Morì il 21 gennaio 1793 gridando al popolo la propria innocenza, augurandosi che il sangue versato non ricadesse su di un Paese già alle prese con il nascente regime del Terrore, e quando la sua testa mozzata cadde nel cestino la propaganda rivoluzionaria fece di lui il ritratto ideale dell’ oppressione assolutistica e dell’ arretratezza feudale: un sovrano grasso e goffo, debole e apatico, un despota insensibile e maldestro vissuto in un isolamento dorato e spensierato nelle mille stanze di Versailles.

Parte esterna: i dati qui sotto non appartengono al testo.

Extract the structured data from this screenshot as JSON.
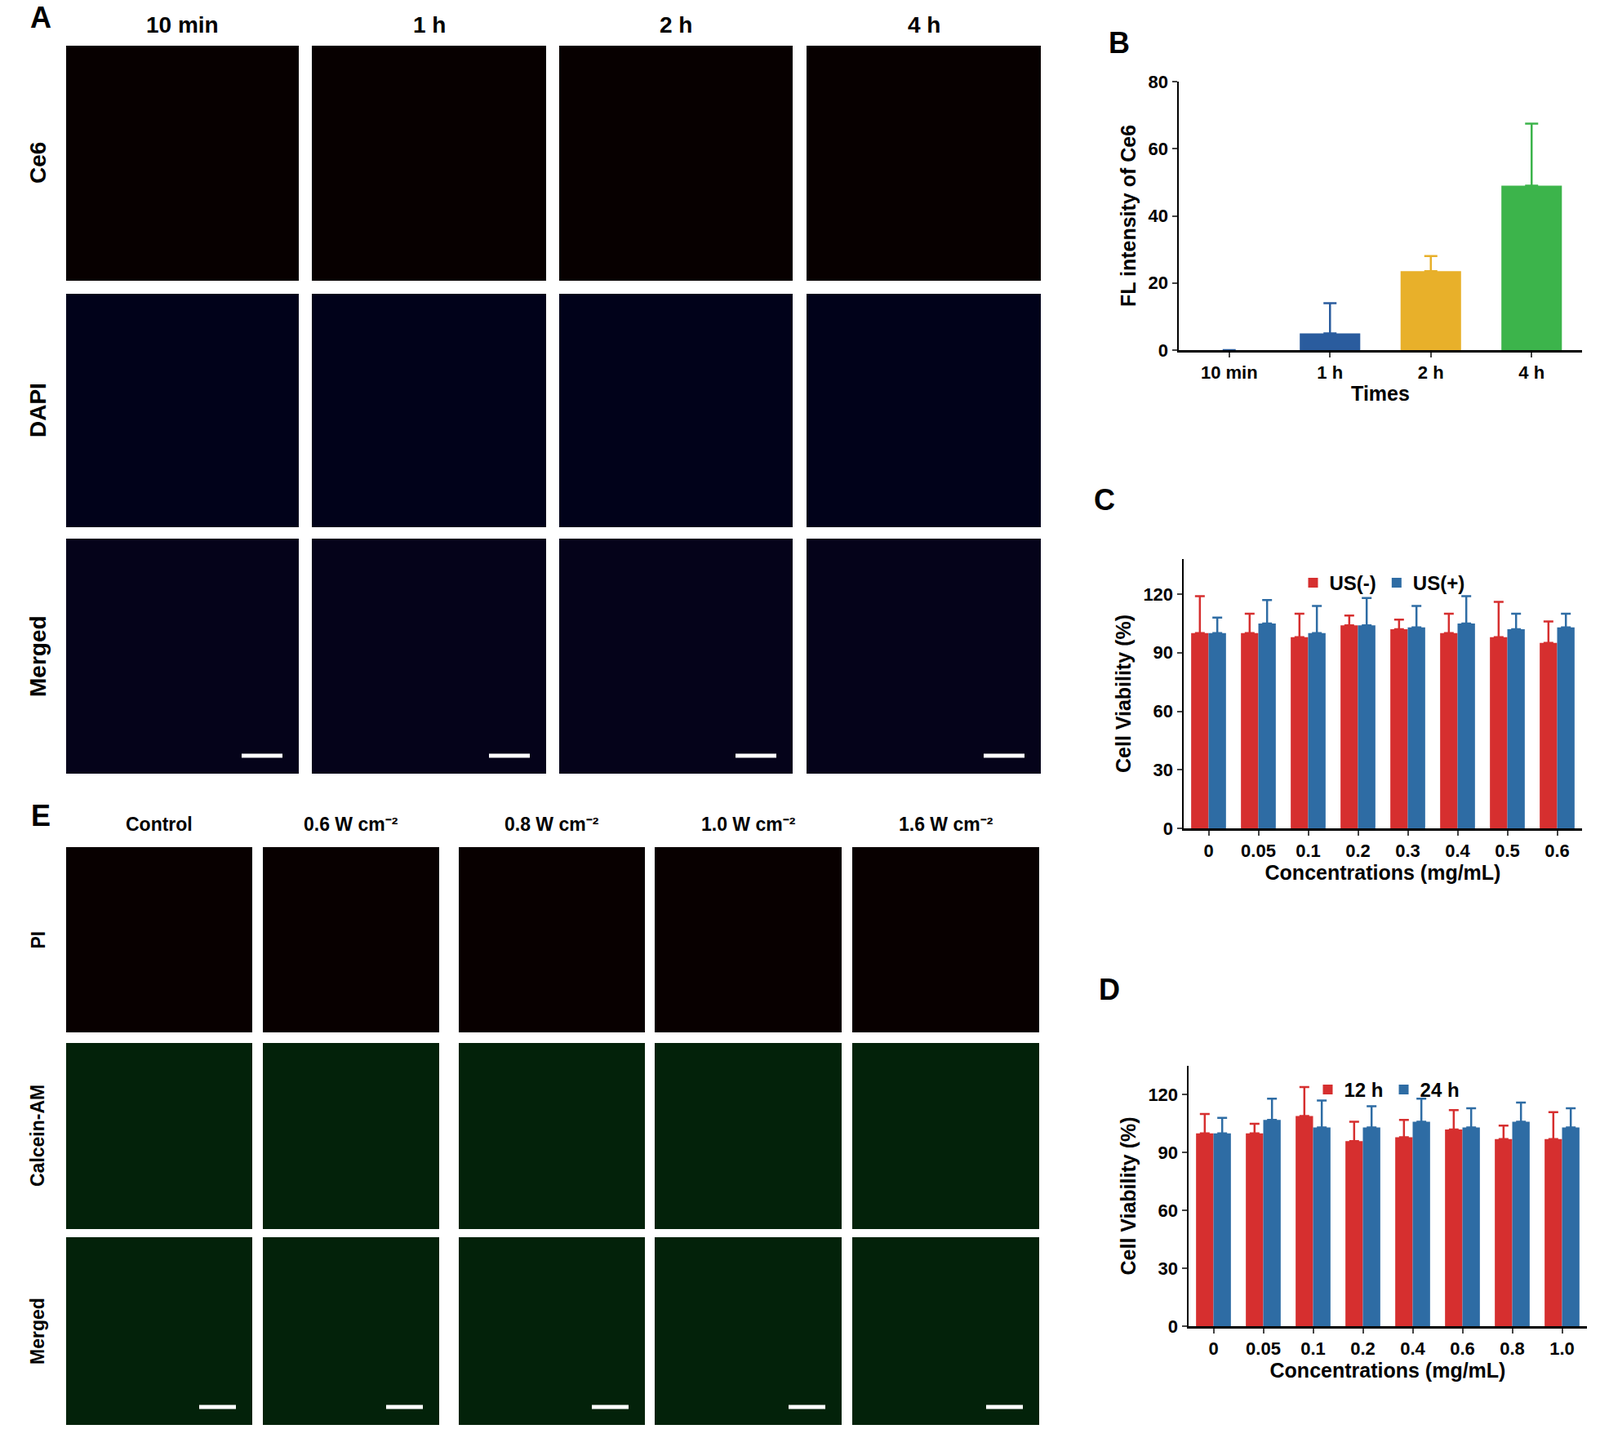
{
  "chart_data": [
    {
      "panel": "B",
      "type": "bar",
      "xlabel": "Times",
      "ylabel": "FL intensity of Ce6",
      "categories": [
        "10 min",
        "1 h",
        "2 h",
        "4 h"
      ],
      "values": [
        0,
        5,
        23.5,
        49
      ],
      "errors": [
        0,
        9,
        4.5,
        18.5
      ],
      "colors": [
        "#2a5c9e",
        "#2a5c9e",
        "#e8b02a",
        "#3cb44b"
      ],
      "ylim": [
        0,
        80
      ],
      "yticks": [
        0,
        20,
        40,
        60,
        80
      ],
      "grid": false
    },
    {
      "panel": "C",
      "type": "bar",
      "xlabel": "Concentrations (mg/mL)",
      "ylabel": "Cell Viability (%)",
      "categories": [
        "0",
        "0.05",
        "0.1",
        "0.2",
        "0.3",
        "0.4",
        "0.5",
        "0.6"
      ],
      "series": [
        {
          "name": "US(-)",
          "color": "#d62f2f",
          "values": [
            100,
            100,
            98,
            104,
            102,
            100,
            98,
            95
          ],
          "errors": [
            19,
            10,
            12,
            5,
            5,
            10,
            18,
            11
          ]
        },
        {
          "name": "US(+)",
          "color": "#2e6ca4",
          "values": [
            100,
            105,
            100,
            104,
            103,
            105,
            102,
            103
          ],
          "errors": [
            8,
            12,
            14,
            14,
            11,
            14,
            8,
            7
          ]
        }
      ],
      "ylim": [
        0,
        138
      ],
      "yticks": [
        0,
        30,
        60,
        90,
        120
      ],
      "grid": false,
      "legend": "top"
    },
    {
      "panel": "D",
      "type": "bar",
      "xlabel": "Concentrations (mg/mL)",
      "ylabel": "Cell Viability (%)",
      "categories": [
        "0",
        "0.05",
        "0.1",
        "0.2",
        "0.4",
        "0.6",
        "0.8",
        "1.0"
      ],
      "series": [
        {
          "name": "12 h",
          "color": "#d62f2f",
          "values": [
            100,
            100,
            109,
            96,
            98,
            102,
            97,
            97
          ],
          "errors": [
            10,
            5,
            15,
            10,
            9,
            10,
            7,
            14
          ]
        },
        {
          "name": "24 h",
          "color": "#2e6ca4",
          "values": [
            100,
            107,
            103,
            103,
            106,
            103,
            106,
            103
          ],
          "errors": [
            8,
            11,
            14,
            11,
            12,
            10,
            10,
            10
          ]
        }
      ],
      "ylim": [
        0,
        135
      ],
      "yticks": [
        0,
        30,
        60,
        90,
        120
      ],
      "grid": false,
      "legend": "top"
    }
  ],
  "image_panels": [
    {
      "panel": "A",
      "columns": [
        "10 min",
        "1 h",
        "2 h",
        "4 h"
      ],
      "rows": [
        "Ce6",
        "DAPI",
        "Merged"
      ]
    },
    {
      "panel": "E",
      "columns": [
        "Control",
        "0.6 W cm⁻²",
        "0.8 W cm⁻²",
        "1.0 W cm⁻²",
        "1.6 W cm⁻²"
      ],
      "rows": [
        "PI",
        "Calcein-AM",
        "Merged"
      ]
    }
  ]
}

Forse, a dispetto delle buone intenzioni da cui fu sempre animato, non era davvero l’ uomo più adatto ad affrontare la grave e complessa crisi che portò alla fine della monarchia, ma di sicuro fu imputato a lui per pura opportunità politica ogni errore compiuto dai riformatori che gli furono caldamente raccomandati dai suoi ingannevoli consiglieri. Con la sua morte l’ Europa non fu più la stessa, vedendo susseguirsi senza tregua eventi catastrofici quali l’ incubo giacobino, il ciclone napoleonico, l’ aspra restaurazione del Congresso di Vienna e il grande avvento della borghesia, che soppiantò la fastosa, imparruccata e imbellettata aristocrazia.
L' esecuzione di Luigi;


Eppure, fatto raro in situazioni del genere, ultimamente il fitto velo pubblicitario a lui ostile «per partito preso» si è molto attenuato. Nel 1993, ad esempio, in occasione del bicentenario della sua morte, l’ attore Jean-Pierre Darras lesse solennemente in Place de la Concorde il suo testamento ad un pubblico che comprendeva personalità politiche, rappresentanti delle forze armate, artisti, intellettuali, cantanti e attori, mentre sul luogo in cui la ghigliottina aveva fatto saltare molte teste, tra cui la sua, si accumularono mazzi di fiori e corone tra le quali spiccò quella dell’ ambasciatore statunitense Walter Curley. Ogni 21 gennaio gli aristocratici francesi si riuniscono per commemorarlo, e una perseverante causa di beatificazione religiosa intende santificarlo in nome della sua grande fede e del fatale patimento affrontato con la rassegnazione di un martire.